32. Somut olayda başvurucu Dernek, idari işlem tarihi ile başvuru tarihi arasında toplantı ve gösteri yürüyüşü düzenleme hakkının kullanılmasının kendisi yönünden önemini bireysel başvuru formunda somut olaylara dayalı olarak açıklamamış, salt idari işlem nedeniyle Anayasal haklarının ihlal edildiğini belirtmiştir. Başvurucu anılan dönemdeki idarenin yasaklama kararı nedeniyle, kendi tüzel kişiliğinin fonksiyonlarını yerine getirmesinin etkilediğini, yapılması planlanan bir toplantı ve gösteri yürüyüşünün tamamen etkisiz hale geldiğini veya yapacağı etkinliklerle yaratılmak istenen farkındalığın oluşmayacağını da ileri sürmemiştir.
33. Bireysel başvuruda bulunabilmek için mağduriyet statüsünün varlığı ve başvuru hakkında da karar verilinceye kadar devam etmesi şarttır. Bu kapsamda, toplantı ve gösteri yürüyüşü hakkının ihlal ettiği iddiasıyla başvuruya konu edilen idari işlemin, davanın esası hakkında verilen karar ile başvurucu lehine iptal edildiği ve anılan bu karar sonucunun başvurucu açısından belirli bir tatmin sağladığı ve ileri sürülen ihlal iddiasının bu yolla giderilmek suretiyle mağdur sıfatının ortadan kalktığı görülmektedir.

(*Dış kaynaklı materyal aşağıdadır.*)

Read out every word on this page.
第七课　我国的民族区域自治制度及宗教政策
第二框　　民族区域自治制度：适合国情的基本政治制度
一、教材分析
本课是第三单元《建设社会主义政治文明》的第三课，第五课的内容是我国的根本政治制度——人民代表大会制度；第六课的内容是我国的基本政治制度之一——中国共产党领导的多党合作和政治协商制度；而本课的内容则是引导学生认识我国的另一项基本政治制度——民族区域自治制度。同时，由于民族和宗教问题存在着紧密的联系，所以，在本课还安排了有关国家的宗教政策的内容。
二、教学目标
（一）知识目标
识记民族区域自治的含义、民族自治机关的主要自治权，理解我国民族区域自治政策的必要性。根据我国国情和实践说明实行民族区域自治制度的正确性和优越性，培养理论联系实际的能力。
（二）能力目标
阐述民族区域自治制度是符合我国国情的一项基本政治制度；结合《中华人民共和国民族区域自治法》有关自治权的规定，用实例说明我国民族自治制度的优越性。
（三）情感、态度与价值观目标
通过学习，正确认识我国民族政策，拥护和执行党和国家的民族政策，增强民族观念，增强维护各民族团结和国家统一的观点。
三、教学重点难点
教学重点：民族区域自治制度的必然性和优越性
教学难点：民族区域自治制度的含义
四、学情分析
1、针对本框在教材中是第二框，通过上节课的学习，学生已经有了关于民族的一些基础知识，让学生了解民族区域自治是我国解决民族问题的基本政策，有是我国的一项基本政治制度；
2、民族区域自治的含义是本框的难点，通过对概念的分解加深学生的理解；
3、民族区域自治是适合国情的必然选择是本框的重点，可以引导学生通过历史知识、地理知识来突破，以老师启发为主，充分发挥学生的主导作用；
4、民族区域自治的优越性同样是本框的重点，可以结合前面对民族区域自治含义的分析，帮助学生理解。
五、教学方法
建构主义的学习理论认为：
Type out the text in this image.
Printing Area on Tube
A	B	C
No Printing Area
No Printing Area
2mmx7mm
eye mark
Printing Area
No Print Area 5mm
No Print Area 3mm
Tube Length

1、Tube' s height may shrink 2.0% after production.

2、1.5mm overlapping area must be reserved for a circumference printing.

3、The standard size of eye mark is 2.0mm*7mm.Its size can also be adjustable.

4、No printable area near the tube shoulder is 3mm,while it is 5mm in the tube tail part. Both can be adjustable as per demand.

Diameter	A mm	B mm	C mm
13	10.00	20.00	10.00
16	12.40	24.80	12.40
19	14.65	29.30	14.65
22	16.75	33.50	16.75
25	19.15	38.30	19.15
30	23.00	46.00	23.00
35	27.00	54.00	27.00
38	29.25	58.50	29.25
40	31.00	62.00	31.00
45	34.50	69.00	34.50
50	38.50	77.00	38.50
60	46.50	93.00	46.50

34. Açıklanan gerekçelerle başvurunun toplantı ve gösteri yürüyüşü düzenleme hakkının ihlal edildiği iddiası yönünden başvurucunun mağdur sıfatının ortadan kalktığı anlaşıldığından diğer kabul edilebilirlik koşulları yönünden incelenmeksizin kişi bakımından yetkisizlik nedeniyle kabul edilemez olduğuna karar verilmesi gerekir.
VI. HÜKÜM
Açıklanan gerekçelerle;
A. Toplantı ve gösteri yürüyüşü düzenleme hakkının ihlal edildiği iddiasının kişi bakımından yetkisizlik nedeniyle KABUL EDİLEMEZ OLDUĞUNA,
B. Yargılama giderlerinin başvurucu üzerinde BIRAKILMASINA 7/9/2021 tarihinde OYBİRLİĞİYLE karar verildi.